What is Electronic Recycling? How is it Done?
Electronic waste or e-waste, also known as e-scrap, is the trash we generate from broken, surplus, and obsolete electronic devices. Electronics contain several hazardous and toxic materials and chemicals that are released into the environment if they are not disposed properly. It takes between 50-200 years to decompose based on their quality. Sturdier metals take longer to decompose just like hard plastic, which does not decompose at all. Even glass takes 1-2 million years to exit our ecosystem and decompose.
However, most things are recyclable, even e-waste. And the process of recovering material from discarded devices to use in new products is known as e-waste recycling.
Frequently Replaced Electronics
Electronics transition into e-waste at a fast pace, because they have a very short useful life span. Currently, close to 500 million unused cell phones are present in the houses of people. Globally, 25% of the population purchases a new cell phone every year, and they buy millions of electronic devices like TVs, laptops, computers, and tablets each year.
Unfortunately, most of these devices end up in landfills and only 12.5% of e-waste is recycled. Electronic are full of valuable commodities useful to the metal trade like tin, copper, iron, fossil fuels, gold, silver, titanium, and aluminium. Many of the materials utilised in making the electronic devices can be recovered, recycled, and reused including plastics, glass, and metals. After knowing how long does it take for metal to decompose, it is better to recover the metals and reuse them.
Benefits of E-Waste Recycling
Recycling e-waste lets us recover several valuable metals and other materials from electronics, which saves energy or natural resources, conserves landfill space, reduces pollution, and creates new jobs. Recycling one million mobile phone can recover approximately 772 pounds of silver, 75 pounds of gold, 33 pounds of palladium, and 35, 274 pounds of copper.
E-waste recycling also helps in decreasing the production waste. Manufacturing a single monitor and computer takes 530 lb of fossil fuel, 1.5 tons of water, and 40 pounds of chemicals. Additionally, 81% of the energy linked to a computer is utilised during production only.
The Electronics Recycling Process
E-waste recycling can be tricky because discarded electronics are sophisticated devices manufactured from different ratios of metals, glass, and plastics.
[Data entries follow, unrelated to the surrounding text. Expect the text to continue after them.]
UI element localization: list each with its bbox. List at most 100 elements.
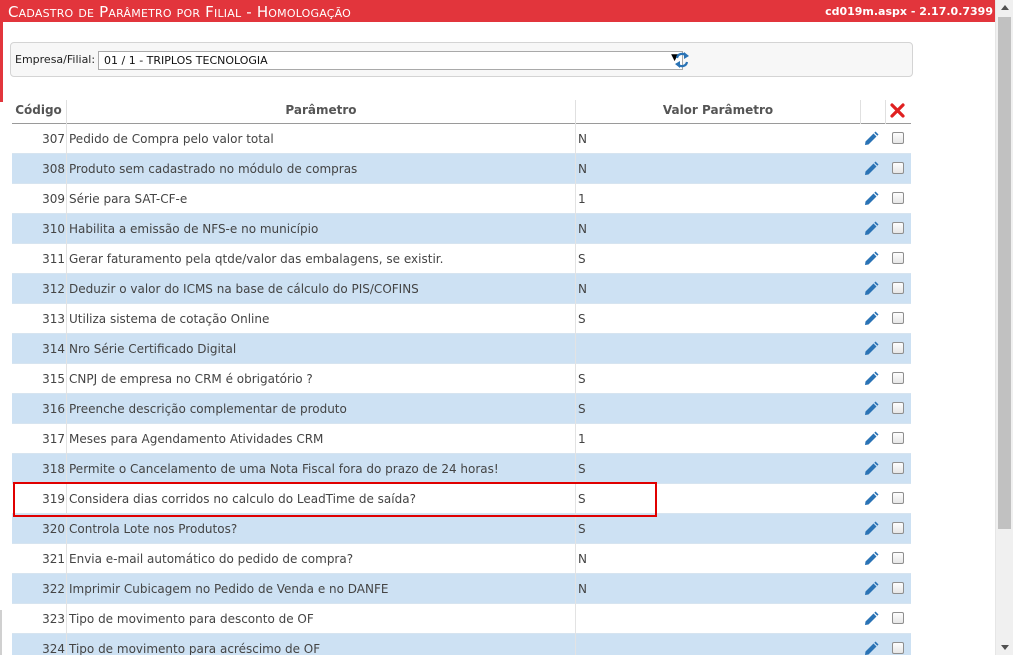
row-parameter: Preenche descrição complementar de produ… [69, 402, 347, 416]
table-row[interactable]: 324 Tipo de movimento para acréscimo de O… [12, 634, 911, 655]
column-divider [575, 634, 576, 655]
row-select-checkbox[interactable] [892, 162, 904, 174]
pencil-icon[interactable] [863, 491, 879, 507]
pencil-icon[interactable] [863, 431, 879, 447]
pencil-icon[interactable] [863, 461, 879, 477]
row-select-checkbox[interactable] [892, 132, 904, 144]
column-divider [66, 274, 67, 304]
table-row[interactable]: 307 Pedido de Compra pelo valor total N [12, 124, 911, 154]
column-divider [66, 424, 67, 454]
table-row[interactable]: 323 Tipo de movimento para desconto de OF [12, 604, 911, 634]
table-row[interactable]: 322 Imprimir Cubicagem no Pedido de Venda… [12, 574, 911, 604]
column-divider [575, 154, 576, 184]
row-select-checkbox[interactable] [892, 432, 904, 444]
table-row[interactable]: 312 Deduzir o valor do ICMS na base de cá… [12, 274, 911, 304]
row-parameter: Deduzir o valor do ICMS na base de cálcu… [69, 282, 419, 296]
row-code: 310 [42, 222, 65, 236]
column-divider [575, 454, 576, 484]
refresh-icon[interactable] [674, 51, 690, 69]
table-row[interactable]: 321 Envia e-mail automático do pedido de … [12, 544, 911, 574]
row-code: 323 [42, 612, 65, 626]
background-edge-bottom [0, 610, 2, 655]
pencil-icon[interactable] [863, 251, 879, 267]
row-select-checkbox[interactable] [892, 642, 904, 654]
pencil-icon[interactable] [863, 581, 879, 597]
pencil-icon[interactable] [863, 401, 879, 417]
table-row[interactable]: 308 Produto sem cadastrado no módulo de c… [12, 154, 911, 184]
row-code: 321 [42, 552, 65, 566]
row-code: 320 [42, 522, 65, 536]
table-row[interactable]: 313 Utiliza sistema de cotação Online S [12, 304, 911, 334]
pencil-icon[interactable] [863, 191, 879, 207]
row-select-checkbox[interactable] [892, 612, 904, 624]
pencil-icon[interactable] [863, 521, 879, 537]
row-value: N [578, 282, 587, 296]
table-row[interactable]: 309 Série para SAT-CF-e 1 [12, 184, 911, 214]
row-select-checkbox[interactable] [892, 492, 904, 504]
row-parameter: Utiliza sistema de cotação Online [69, 312, 270, 326]
vertical-scrollbar[interactable] [995, 0, 1013, 655]
row-select-checkbox[interactable] [892, 462, 904, 474]
pencil-icon[interactable] [863, 221, 879, 237]
column-divider [575, 574, 576, 604]
row-select-checkbox[interactable] [892, 252, 904, 264]
scroll-down-arrow-icon[interactable] [1001, 645, 1009, 650]
row-code: 311 [42, 252, 65, 266]
column-divider [66, 304, 67, 334]
column-divider [66, 244, 67, 274]
pencil-icon[interactable] [863, 341, 879, 357]
row-code: 312 [42, 282, 65, 296]
row-value: S [578, 522, 586, 536]
row-code: 314 [42, 342, 65, 356]
table-row[interactable]: 314 Nro Série Certificado Digital [12, 334, 911, 364]
column-divider [66, 394, 67, 424]
row-select-checkbox[interactable] [892, 312, 904, 324]
row-select-checkbox[interactable] [892, 522, 904, 534]
table-row[interactable]: 310 Habilita a emissão de NFS-e no municí… [12, 214, 911, 244]
row-select-checkbox[interactable] [892, 192, 904, 204]
column-divider [66, 454, 67, 484]
pencil-icon[interactable] [863, 641, 879, 655]
company-branch-select[interactable]: 01 / 1 - TRIPLOS TECNOLOGIA ▼ [98, 51, 683, 70]
row-select-checkbox[interactable] [892, 282, 904, 294]
pencil-icon[interactable] [863, 551, 879, 567]
pencil-icon[interactable] [863, 131, 879, 147]
table-row[interactable]: 311 Gerar faturamento pela qtde/valor das… [12, 244, 911, 274]
row-value: N [578, 222, 587, 236]
row-select-checkbox[interactable] [892, 372, 904, 384]
scrollbar-thumb[interactable] [998, 17, 1011, 529]
table-row[interactable]: 317 Meses para Agendamento Atividades CRM… [12, 424, 911, 454]
delete-x-icon[interactable] [890, 103, 905, 118]
row-select-checkbox[interactable] [892, 342, 904, 354]
row-select-checkbox[interactable] [892, 552, 904, 564]
pencil-icon[interactable] [863, 371, 879, 387]
column-divider [575, 304, 576, 334]
row-select-checkbox[interactable] [892, 402, 904, 414]
table-row[interactable]: 316 Preenche descrição complementar de pr… [12, 394, 911, 424]
row-select-checkbox[interactable] [892, 222, 904, 234]
row-parameter: Pedido de Compra pelo valor total [69, 132, 274, 146]
column-header-value[interactable]: Valor Parâmetro [576, 98, 860, 124]
column-divider [575, 514, 576, 544]
row-code: 318 [42, 462, 65, 476]
row-code: 316 [42, 402, 65, 416]
table-row[interactable]: 320 Controla Lote nos Produtos? S [12, 514, 911, 544]
row-code: 308 [42, 162, 65, 176]
row-parameter: Meses para Agendamento Atividades CRM [69, 432, 324, 446]
column-header-code[interactable]: Código [12, 98, 65, 124]
pencil-icon[interactable] [863, 161, 879, 177]
table-row[interactable]: 318 Permite o Cancelamento de uma Nota Fi… [12, 454, 911, 484]
row-parameter: Envia e-mail automático do pedido de com… [69, 552, 354, 566]
row-select-checkbox[interactable] [892, 582, 904, 594]
column-divider [575, 424, 576, 454]
pencil-icon[interactable] [863, 611, 879, 627]
row-parameter: Gerar faturamento pela qtde/valor das em… [69, 252, 444, 266]
pencil-icon[interactable] [863, 281, 879, 297]
scroll-up-arrow-icon[interactable] [1001, 5, 1009, 10]
filter-panel: Empresa/Filial: 01 / 1 - TRIPLOS TECNOLO… [10, 42, 913, 77]
column-divider [66, 124, 67, 154]
column-header-param[interactable]: Parâmetro [67, 98, 575, 124]
table-row[interactable]: 315 CNPJ de empresa no CRM é obrigatório … [12, 364, 911, 394]
row-parameter: Habilita a emissão de NFS-e no município [69, 222, 319, 236]
pencil-icon[interactable] [863, 311, 879, 327]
The process of recycling can be different depending on the materials being recycled as well as the technologies used, but below is a general overview.
Collection and Transportation
Just like any other recycling process, collection and transportation are the initial stages of e-waste recycling. Recyclers place electronics take-back booths or collection bins in particular locations and transport the e-waste collected from these sites to recycling facilities and plants.
Shredding, Sorting, and Separation
The next step is to process and separate the materials in the e-waste stream into clean commodities that may be used for making new products. The foundation of electronics recycling is an efficient separation of materials.
Shredding the e-waste lets the sorting and separation of metals and internal circuitry from plastics, and waste products are shredded into tiny pieces as small as 10 mm to facilitate further sorting. A powerful overhead magnet then separates steel and iron from the waste stream on a conveyor belt and then prepared the steel for sale as recycled steel.
Further mechanical processing sorts our aluminium, circuit boards, and copper from the material stream, which is not mostly plastic. The water separation technique is then used to filter glass from plastics. The final step in the process of separation is to locate and extract any leftover metal pieces from the plastic waste to further purify the stream.
Preparation For Selling as Recycled Materials
After the above-mentioned process of shredding, sorting, and separation, the separated materials are then prepared for sale as usable raw materials of the manufacturing of new electronics or other products.
Challenges for E-Waste Recycling Industry
There are several challenges ahead of the e-waste recycling industry.
- The biggest challenge is exporting to developing nations, where workers working to dismantle the e-waste are suffering from serious health hazards due to inadequate environmental controls.
- Although the volume of electronic waste is increasing quickly, its quality is decreasing. Devices are getting smaller, containing less precious metals. However, this also means that we do not have to worry about how long does it take for metal to decompose. The material values of several end-of-like electrical and electronic devices have therefore fallen sharply. Electronic recyclers are discouraged from recycling e-waste due to decreasing global prices of recycled materials, which have lesser margins and resulted in the closing of a business.
- Another issue is that electronic devices are being made in such a way that is not easily repairable, reusable, or recyclable.
The current rate of electronic waster recycling is around 15%-18%, which is definitely not sufficient considering the fact that it takes years for its glass, metal, or plastic parts to decompose. Additionally, a single person uses multiple devices and changes these devices frequently. Therefore, working towards increasing the e-waste recycling rate is becoming increasingly necessary for the world.